Imposition des biens composant un trust

La Loi de finances rectificative pour 2011 a mis en place des règles entièrement nouvelles sur la fiscalité des transmissions réalisées par l’intermédiaire des trusts. Ces dispositions s’appliquent aux donations consenties et aux décès intervenus depuis le 31 juillet 2011.

La Loi de finances rectificative pour 2011 a également instauré des règles nouvelles en matière d’impôt sur la fortune.

a) Droits de mutation à titre gratuit

  • Cas des transmissions qualifiées de donation ou de succession

L’article 792-0 bis du CGI précise désormais que la transmission par donation ou succession de biens ou droits placés dans un trust ainsi que des produits qui y sont capitalisés est, pour la valeur vénale nette des biens, droits ou produits concernés à la date de la transmission, soumise aux droits de mutation à titre gratuit en fonction du lien de parenté existant entre le constituant et le bénéficiaire.

Ainsi, lorsque la transmission à titre gratuit réalisée par l’intermédiaire d’un trust peut être qualifiée de donation ou de succession, elle est soumise aux droits de donation ou de succession.
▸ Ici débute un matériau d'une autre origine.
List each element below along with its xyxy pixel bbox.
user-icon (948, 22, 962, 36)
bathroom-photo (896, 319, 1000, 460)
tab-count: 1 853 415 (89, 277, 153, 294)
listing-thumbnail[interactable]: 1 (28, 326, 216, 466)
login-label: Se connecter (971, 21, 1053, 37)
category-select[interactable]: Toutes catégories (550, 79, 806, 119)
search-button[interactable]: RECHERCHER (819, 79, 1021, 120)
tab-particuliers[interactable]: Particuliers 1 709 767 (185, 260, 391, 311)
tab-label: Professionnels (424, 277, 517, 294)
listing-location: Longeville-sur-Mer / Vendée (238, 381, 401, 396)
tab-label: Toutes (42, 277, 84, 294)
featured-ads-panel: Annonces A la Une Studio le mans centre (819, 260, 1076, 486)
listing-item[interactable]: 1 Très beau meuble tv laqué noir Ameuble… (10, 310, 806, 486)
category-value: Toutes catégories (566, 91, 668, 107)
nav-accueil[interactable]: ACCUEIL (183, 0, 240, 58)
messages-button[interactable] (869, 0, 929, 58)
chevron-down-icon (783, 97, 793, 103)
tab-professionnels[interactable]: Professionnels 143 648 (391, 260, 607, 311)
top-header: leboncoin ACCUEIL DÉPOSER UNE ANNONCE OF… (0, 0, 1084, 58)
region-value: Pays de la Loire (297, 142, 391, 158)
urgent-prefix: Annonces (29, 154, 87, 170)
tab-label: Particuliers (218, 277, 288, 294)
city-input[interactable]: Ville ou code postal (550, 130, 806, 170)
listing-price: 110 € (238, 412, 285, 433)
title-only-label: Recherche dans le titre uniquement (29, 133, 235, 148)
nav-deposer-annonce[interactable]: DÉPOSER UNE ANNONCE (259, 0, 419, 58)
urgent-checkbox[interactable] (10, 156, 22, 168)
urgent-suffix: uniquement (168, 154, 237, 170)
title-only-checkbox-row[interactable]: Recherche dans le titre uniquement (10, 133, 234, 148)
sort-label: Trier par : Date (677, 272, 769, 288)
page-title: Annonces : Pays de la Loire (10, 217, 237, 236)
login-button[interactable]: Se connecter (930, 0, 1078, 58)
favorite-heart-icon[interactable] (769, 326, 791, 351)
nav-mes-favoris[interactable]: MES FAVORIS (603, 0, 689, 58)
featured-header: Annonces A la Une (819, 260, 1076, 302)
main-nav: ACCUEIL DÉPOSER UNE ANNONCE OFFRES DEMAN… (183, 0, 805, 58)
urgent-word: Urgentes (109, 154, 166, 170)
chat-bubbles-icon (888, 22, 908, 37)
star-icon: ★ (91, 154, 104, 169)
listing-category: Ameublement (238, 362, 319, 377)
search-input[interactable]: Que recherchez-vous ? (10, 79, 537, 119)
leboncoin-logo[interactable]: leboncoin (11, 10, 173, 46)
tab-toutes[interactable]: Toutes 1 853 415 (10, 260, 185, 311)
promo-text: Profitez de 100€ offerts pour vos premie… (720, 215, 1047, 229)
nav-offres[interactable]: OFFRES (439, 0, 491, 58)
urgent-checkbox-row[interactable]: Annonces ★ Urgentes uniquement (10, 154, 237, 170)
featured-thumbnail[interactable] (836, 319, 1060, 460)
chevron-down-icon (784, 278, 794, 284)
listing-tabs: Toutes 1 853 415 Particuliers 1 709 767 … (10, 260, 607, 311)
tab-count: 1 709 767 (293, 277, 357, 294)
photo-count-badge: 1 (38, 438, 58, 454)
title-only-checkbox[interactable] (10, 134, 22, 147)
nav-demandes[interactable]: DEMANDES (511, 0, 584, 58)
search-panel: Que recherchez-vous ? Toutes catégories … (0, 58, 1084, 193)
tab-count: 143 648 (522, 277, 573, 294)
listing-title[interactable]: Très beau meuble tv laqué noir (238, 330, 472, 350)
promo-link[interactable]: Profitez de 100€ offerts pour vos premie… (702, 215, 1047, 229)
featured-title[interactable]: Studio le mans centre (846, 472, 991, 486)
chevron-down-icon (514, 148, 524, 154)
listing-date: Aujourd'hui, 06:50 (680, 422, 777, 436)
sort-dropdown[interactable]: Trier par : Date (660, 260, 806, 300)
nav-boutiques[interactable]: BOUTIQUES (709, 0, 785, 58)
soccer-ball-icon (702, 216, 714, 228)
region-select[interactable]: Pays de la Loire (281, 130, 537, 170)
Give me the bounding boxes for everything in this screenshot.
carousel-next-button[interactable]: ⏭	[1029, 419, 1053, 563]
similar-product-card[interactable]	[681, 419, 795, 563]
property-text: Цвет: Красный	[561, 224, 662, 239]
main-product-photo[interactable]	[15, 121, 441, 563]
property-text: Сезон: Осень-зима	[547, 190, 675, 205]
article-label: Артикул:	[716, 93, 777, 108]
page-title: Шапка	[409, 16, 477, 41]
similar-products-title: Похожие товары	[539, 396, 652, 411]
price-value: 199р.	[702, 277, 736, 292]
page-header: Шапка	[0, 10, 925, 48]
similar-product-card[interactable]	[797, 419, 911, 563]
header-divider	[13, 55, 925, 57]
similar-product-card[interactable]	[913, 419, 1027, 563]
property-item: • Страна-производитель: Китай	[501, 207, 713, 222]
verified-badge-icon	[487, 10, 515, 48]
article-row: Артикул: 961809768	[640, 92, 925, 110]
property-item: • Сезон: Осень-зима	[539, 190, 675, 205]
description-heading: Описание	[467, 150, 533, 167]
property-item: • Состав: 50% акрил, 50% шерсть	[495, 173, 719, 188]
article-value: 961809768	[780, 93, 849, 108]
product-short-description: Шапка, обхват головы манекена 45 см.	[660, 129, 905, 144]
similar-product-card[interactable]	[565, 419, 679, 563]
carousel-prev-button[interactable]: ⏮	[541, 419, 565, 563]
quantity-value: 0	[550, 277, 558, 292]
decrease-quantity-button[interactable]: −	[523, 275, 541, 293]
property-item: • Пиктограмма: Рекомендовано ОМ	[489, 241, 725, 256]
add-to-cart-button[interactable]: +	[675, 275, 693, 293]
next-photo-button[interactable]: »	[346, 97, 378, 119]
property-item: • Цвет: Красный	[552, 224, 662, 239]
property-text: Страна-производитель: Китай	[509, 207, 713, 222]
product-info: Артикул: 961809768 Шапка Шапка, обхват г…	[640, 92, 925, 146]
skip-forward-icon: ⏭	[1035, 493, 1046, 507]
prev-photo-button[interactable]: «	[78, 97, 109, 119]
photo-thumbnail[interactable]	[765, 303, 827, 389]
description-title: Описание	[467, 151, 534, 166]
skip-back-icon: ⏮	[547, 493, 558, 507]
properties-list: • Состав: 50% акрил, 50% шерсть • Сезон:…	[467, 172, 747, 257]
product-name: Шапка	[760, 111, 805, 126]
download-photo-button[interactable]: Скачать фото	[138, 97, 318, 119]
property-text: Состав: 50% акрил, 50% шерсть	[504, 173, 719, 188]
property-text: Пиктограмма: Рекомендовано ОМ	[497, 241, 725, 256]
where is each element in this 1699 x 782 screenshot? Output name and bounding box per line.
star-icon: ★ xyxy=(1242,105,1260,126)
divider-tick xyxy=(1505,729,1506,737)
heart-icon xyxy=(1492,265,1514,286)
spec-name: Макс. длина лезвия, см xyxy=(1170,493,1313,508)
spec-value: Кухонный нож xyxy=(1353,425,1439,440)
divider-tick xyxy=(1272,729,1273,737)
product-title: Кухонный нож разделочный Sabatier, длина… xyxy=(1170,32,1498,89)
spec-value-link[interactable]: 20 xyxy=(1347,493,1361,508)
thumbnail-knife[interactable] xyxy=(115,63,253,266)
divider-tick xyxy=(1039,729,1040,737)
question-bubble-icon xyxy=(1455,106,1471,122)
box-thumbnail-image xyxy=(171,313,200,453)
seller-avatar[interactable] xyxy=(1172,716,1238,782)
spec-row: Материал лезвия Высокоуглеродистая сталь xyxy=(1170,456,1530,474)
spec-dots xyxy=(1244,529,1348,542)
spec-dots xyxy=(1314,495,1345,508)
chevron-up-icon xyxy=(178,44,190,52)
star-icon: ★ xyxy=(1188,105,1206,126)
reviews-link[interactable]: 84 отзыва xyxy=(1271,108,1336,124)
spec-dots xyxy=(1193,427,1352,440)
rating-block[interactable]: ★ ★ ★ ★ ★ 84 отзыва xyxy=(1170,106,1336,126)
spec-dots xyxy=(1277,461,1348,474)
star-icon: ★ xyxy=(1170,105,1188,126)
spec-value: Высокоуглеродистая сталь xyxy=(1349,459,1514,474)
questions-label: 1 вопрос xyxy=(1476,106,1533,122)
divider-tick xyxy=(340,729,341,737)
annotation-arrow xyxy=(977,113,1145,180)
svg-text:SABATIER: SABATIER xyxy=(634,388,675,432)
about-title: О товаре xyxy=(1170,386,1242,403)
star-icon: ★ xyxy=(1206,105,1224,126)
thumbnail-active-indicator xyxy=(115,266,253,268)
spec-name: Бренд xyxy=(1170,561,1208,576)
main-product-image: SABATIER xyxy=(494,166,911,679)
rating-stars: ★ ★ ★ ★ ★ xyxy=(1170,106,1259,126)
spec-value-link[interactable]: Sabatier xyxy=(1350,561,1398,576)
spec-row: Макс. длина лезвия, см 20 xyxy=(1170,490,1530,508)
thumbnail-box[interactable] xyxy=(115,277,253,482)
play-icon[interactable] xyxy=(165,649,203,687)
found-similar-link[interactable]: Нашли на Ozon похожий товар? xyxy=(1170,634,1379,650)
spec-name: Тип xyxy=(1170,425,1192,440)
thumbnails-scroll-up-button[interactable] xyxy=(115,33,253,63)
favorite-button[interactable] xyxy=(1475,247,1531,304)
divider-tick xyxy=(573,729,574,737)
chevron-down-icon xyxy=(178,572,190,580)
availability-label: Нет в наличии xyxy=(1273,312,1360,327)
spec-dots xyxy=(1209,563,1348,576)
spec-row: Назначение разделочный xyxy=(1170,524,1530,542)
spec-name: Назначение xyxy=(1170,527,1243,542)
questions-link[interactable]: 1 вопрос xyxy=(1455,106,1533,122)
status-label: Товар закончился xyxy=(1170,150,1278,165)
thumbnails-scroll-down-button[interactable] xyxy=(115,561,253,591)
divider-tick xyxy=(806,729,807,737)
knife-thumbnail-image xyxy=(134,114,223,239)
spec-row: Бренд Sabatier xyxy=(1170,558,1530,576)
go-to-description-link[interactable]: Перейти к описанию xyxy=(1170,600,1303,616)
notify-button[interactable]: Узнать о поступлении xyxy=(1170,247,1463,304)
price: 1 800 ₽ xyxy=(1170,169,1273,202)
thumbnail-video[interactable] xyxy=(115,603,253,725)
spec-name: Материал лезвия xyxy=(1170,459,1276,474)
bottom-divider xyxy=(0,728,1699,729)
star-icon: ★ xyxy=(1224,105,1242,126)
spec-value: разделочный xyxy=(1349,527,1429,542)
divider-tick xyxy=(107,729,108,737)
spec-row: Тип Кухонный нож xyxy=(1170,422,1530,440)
Ce principe s’applique aux biens et droits ainsi qu’aux produits capitalisés dans un trust et transmis par donation ou succession.

  • Cas des transmissions qui ne peuvent pas être qualifiées de donation ou de succession

Lorsque la transmission ne peut être qualifiée de donation ou de succession, c’est-à-dire lorsque les droits de mutation à titre gratuit ne peuvent s’appliquer, un régime spécifique de taxation aux droits de mutations par décès est désormais applicable au décès du constituant.

Le décès du constituant est le fait générateur de ces droits de mutation sui generis, que les biens soient transmis au décès du constituant ou à une date postérieure.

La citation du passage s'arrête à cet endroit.